Me veio o sonho que tive naquela noite, a primeira em silêncio que minha família teve em 35 dias. Com os telefones desligados. Eu dormi do lado do me pai. E me lembro da vontade que eu tive de gritar quando ele ligou pro hospital e me deu a notícia de que ela havia partido na tarde anterior, pouco depois de eu deixá-la ali. Mas eu não tive força pra gritar. Eu só conseguia chorar, e chorar foi tudo o que fiz por dias, semanas, todos os momentos, da hora de acordar à hora de dormir. Lembrei-me do ódio que eu sentia das pessoas que foram ao seu velório. Acima de tudo, lembrei-me de como me faltavam forças pra levantar da cama nos meses que se seguiram, em como a depressão me pegou e eu fingia que não estava acontecendo.
Essa é minha mãe e mentora espiritual. Dona Ivone, saudades imensas.

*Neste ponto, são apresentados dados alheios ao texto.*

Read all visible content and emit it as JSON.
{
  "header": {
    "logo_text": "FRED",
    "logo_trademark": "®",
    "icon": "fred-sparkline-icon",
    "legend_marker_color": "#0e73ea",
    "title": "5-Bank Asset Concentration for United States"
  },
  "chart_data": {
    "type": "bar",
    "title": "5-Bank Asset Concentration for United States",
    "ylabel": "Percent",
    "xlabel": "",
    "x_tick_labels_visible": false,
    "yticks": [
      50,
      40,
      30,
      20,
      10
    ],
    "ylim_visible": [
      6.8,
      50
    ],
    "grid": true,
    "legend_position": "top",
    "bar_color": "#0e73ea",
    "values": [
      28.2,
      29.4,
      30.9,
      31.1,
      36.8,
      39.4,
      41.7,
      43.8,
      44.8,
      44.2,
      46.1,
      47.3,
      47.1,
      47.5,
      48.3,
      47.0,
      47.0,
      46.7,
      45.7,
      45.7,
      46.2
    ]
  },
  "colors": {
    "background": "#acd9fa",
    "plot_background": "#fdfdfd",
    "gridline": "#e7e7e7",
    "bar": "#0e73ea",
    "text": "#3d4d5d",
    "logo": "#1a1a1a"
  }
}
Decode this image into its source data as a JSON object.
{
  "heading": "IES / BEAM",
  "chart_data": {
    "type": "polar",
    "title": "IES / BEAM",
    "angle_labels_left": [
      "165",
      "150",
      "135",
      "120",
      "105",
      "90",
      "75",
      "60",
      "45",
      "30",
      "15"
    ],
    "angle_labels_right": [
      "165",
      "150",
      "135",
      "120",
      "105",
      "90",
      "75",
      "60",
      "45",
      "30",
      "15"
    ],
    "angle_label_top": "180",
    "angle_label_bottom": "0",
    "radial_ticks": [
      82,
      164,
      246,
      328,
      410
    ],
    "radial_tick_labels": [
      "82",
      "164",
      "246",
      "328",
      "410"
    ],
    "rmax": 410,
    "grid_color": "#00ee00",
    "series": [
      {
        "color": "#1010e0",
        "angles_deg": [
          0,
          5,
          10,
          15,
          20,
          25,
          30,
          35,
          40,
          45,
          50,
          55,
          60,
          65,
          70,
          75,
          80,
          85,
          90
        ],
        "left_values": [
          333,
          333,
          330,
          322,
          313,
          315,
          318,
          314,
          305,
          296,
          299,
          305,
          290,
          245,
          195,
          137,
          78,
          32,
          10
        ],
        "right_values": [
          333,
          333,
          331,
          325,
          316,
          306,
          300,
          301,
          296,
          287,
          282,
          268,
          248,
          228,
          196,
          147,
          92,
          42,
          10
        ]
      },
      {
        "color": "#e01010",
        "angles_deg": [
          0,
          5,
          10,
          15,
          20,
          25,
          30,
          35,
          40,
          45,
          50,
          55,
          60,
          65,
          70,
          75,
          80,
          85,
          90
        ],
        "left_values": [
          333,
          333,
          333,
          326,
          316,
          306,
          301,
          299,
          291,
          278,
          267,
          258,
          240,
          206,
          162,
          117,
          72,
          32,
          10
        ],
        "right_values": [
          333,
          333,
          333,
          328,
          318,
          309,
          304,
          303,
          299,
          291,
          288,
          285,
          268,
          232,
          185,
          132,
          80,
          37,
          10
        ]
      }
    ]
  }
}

E aí ela estava diante de mim, dizendo que estava partindo, outra vez. E verdade seja dita, hoje, agora, enquanto eu escrevo aqui, eu não consigo mais me lembrar da voz dela, a voz que eu ouvi pela última vez não faz três dias. Passei meu início de trabalho assim, depressiva, triste, me sentindo abandonada de novo.
Foi quando me dei conta de que tinha um ser ao meu lado. Era uma cigana muito velha, maliciosa, eu sentia o mal emanando dela. Ela parecia muito sábia, mas muito intrigante, misteriosa, como são os ciganos. E ela filtrava as emoções ruins das pessoas do salão. Mas entregava essas energias diretamente nas minhas costas, como se tivesse colocado duas garras nos meus pulmões. Eu mal podia respirar!
Abri os olhos e me percebi sisuda, brava, mais triste ainda. Pedi ajuda dos meus mentores. Após uma sessão de limpeza e passes, senti aquele peso todo ir embora. E aí fui conduzida a uma pirâmide, transparente, enorme, no meio do espaço, com as estrelas e os planetas à minha volta. Uma lua diferente, linda, estava à minha frente. E dentro da pirâmide, havia um altar. E lá estava meu pai Xangô. E ele me deu uma baita bronca. Porque, se sou filha dele, quem sou eu para me sentir tão por baixo, tão mal? Filhos de Xangô são fortes, equilibrados e justos. E eu não estava sendo tão justa assim comigo mesma. Ele disse que eu deveria aproveitar minha força para conseguir o que eu quero ao invés de desperdiçá-la chorando a passagem de quem eu estava prendendo nesse mundo. Ele me lembrou que eu sou como ele, e que não preciso de desculpas para justificar quem eu sou ou como eu sou.
Pai Xangô.
E daquela pirâmide, ele abriu a porta, e um navio prateado me esperava com minha mãe Iemanjá. Ela me conduziu pelas minhas lembranças desse ano. O quanto eu conquistei pelos meus méritos, o quanto eu evolui espiritualmente e o quanto ela se orgulhava dos meus feitos. E me entregou novos sonhos para sonhar. Me mandou sonhar mais alto. E me deu sua bênção. Tons de magenta saíam de suas mãos, misturado com um azul tão claro que era quase imperceptível.
Animei-me para tocar instrumentos de percussão durante o trabalho dos índios. E chamei por eles, caprichei no meu ritmo, pedi cura, pedi pelo verde da cura das matas. E assim foi até o final do trabalho, quando tive que me despedir da minha mentora. Foi uma despedida difícil demais. Mas valeu a pena libertá-la desse mundo. Ela merece muito mais do que o que eu posso oferecer, merece a luz divina e eu a mandei pra luz.